AudioFile - Don Wismer
This two-hankie love story features a rugged but sensitive seafaring fellow; his wise, aged father; and a single, sensitive mother who writes a column for a Boston newspaper. The author introduces them, sets up an impossible dilemma, and then weasles out by introducing tragedy. The two readers are highly regarded actors; Boxleitner does the better job, being both gruff and introspective at the same time. Quinlan reads more slowly and with less expression. The transitions between scenes are well handled, with one reader fading out as the other comes in. D.R.W. ᄑ AudioFile, Portland, Maine
Kirkus Reviews
Sparks's debut is a contender in the Robert Waller book sweeps for most shamelessly sentimental love story, with honorable mention for highest octane schmaltz throughout an extended narrative.
New Bern is the Carolina town where local boy Noah Calhoun and visitor Allison Nelson fall in love, in 1932, when Noah is 17 and Allie 15 ("as he . . . met those striking emerald eyes, he knew . . . she was the one he could spend the rest of his life looking for but never find again"). Allie's socially prominent mom, however, sees their Romeo-and-Juliet affair differently, intercepting Noah's heartrendingly poetic love-letters, while Allie, sure he doesn't love her, never even sends hers.
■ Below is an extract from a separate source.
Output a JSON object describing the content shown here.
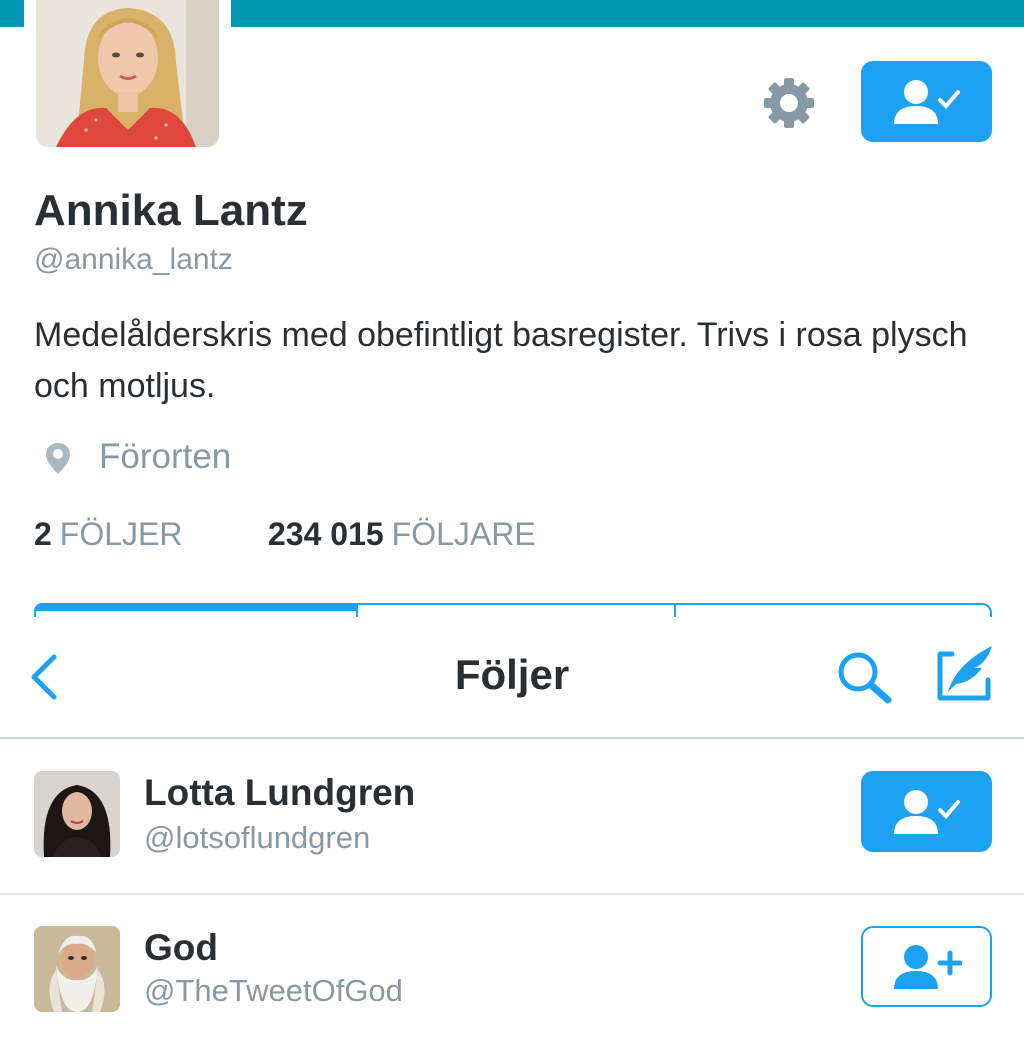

Love is forever, though, and in 1946 Allie sees a piece in the paper about Noah (he's back home after WW II, still alone, living in a 200-year-old house in the country) and drives down to see him, telling the socially prominent lawyer she's engaged to that she's gone looking for antiques (" `And here it will end, one way or the other,' she whispered"). And together again the lovers come indeed, during a thunderstorm, before a crackling fire, leaving the poetic Noah to reflect that "to him, the evening would be remembered as one of the most special times he had ever had." So, will Allie marry her lawyer? Will Noah live out his life alone, rocking on his porch, paddling up the creek, "playing his guitar for beavers and geese and wild blue herons"? Suffice it to say that love will go on, somehow, for 140 more pages, readers will find out what the title means and may or may not agree with Allie, of Noah: "You are the most forgiving and peaceful man I know. God is with you, He must be, for you are the closest thing to an angel that I've ever met."
An epic of treacle, an ocean of tears, made possible by a perfect, ideal, unalloyed absence of humor. Destined, positively, for success.